What's in a good lesson?
When I think about the type of math class environment I want to foster, I can't help but think about the absolute necessity for students to relate with mathematical content on a deeper level than a simply algorithmic one. Valuable math lessons challenge the brain and interest it, instead of forcing it to work. It always seems so easy and obvious as a student when a math (or any subject) lesson is "good," but as a teacher I'll be tasked with actually creating the lesson myself, which seems a lot harder. (Is this a P=NP question? Is it as hard to tell when a lesson is good as it is to create a good lesson? A million dollars to anyone who knows: http://www.extended-cognition.com/2018/11/17/p-np-a-million-dollar-problem/)
What I'm really saying, though, is that I want my class's mathematical discussions to be thorough, conceptual, and personal. I don't want to just tell my students how to use synthetic division, I want to discuss with them what synthetic division is and how it works and can be helpful for exploring the nature of functions. What does dividing a function by another mean, anyway?
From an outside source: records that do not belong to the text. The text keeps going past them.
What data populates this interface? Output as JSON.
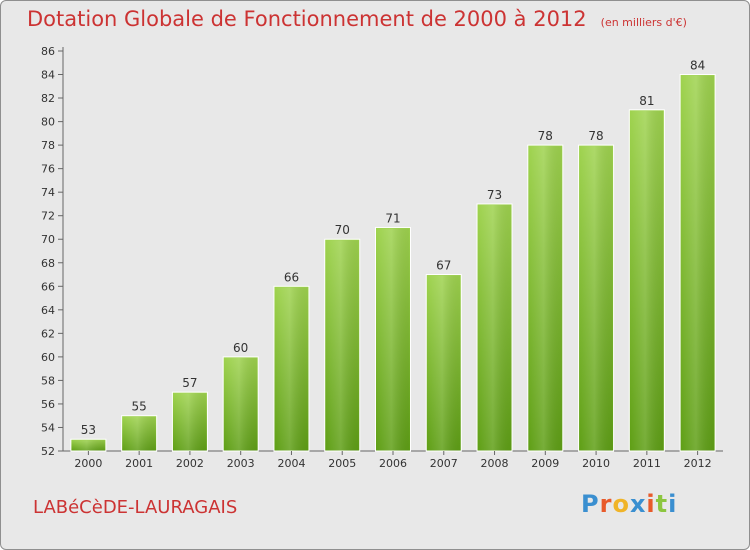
{
  "header": {
    "title": "Dotation Globale de Fonctionnement de 2000 à 2012",
    "subtitle": "(en milliers d'€)"
  },
  "footer": {
    "commune": "LABéCèDE-LAURAGAIS",
    "logo_text": "Proxiti"
  },
  "colors": {
    "title": "#cc3333",
    "bar_light": "#9fd34f",
    "bar_dark": "#5f9f16",
    "background": "#e8e8e8",
    "logo": [
      "#3a8fd0",
      "#e85a2a",
      "#f0b428",
      "#3a8fd0",
      "#e85a2a",
      "#8cc63f",
      "#3a8fd0"
    ]
  },
  "chart_data": {
    "type": "bar",
    "categories": [
      "2000",
      "2001",
      "2002",
      "2003",
      "2004",
      "2005",
      "2006",
      "2007",
      "2008",
      "2009",
      "2010",
      "2011",
      "2012"
    ],
    "values": [
      53,
      55,
      57,
      60,
      66,
      70,
      71,
      67,
      73,
      78,
      78,
      81,
      84
    ],
    "title": "Dotation Globale de Fonctionnement de 2000 à 2012",
    "subtitle": "(en milliers d'€)",
    "ylim": [
      52,
      86
    ],
    "ytick_step": 2,
    "grid": false,
    "data_labels": true
  }
}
It's my goal to teach students how to "do math," of course, but it's also my goal to have my students go home thinking about math each day. And I don't even mean necessarily thinking about our class's discussion each day - in an ideal world, my students would feel so inspired by math that they would look for patterns and numbers and relationships just because they want to. Sure, I want students to think about our class content, but I want them to get to a place where they just find math to be fun to think about. I've always thought that math, once you're comfortable with it, is just as fun as a crossword puzzle: there are questions, sometimes cryptic, and you've got to dig around a bit to solve the problems, but once you do it's satisfying and interesting. There doesn't need to be a "why learn this" if learning it and thinking about it is just fun. From there, someone who enjoys math will want to dig deeper into it individually, and feel empowered and strengthened by their genuine curiosity. I won't be there to hold my students' hands for their whole lives - all I can hope to do is set them off with the right trajectory toward empowering themselves as learners.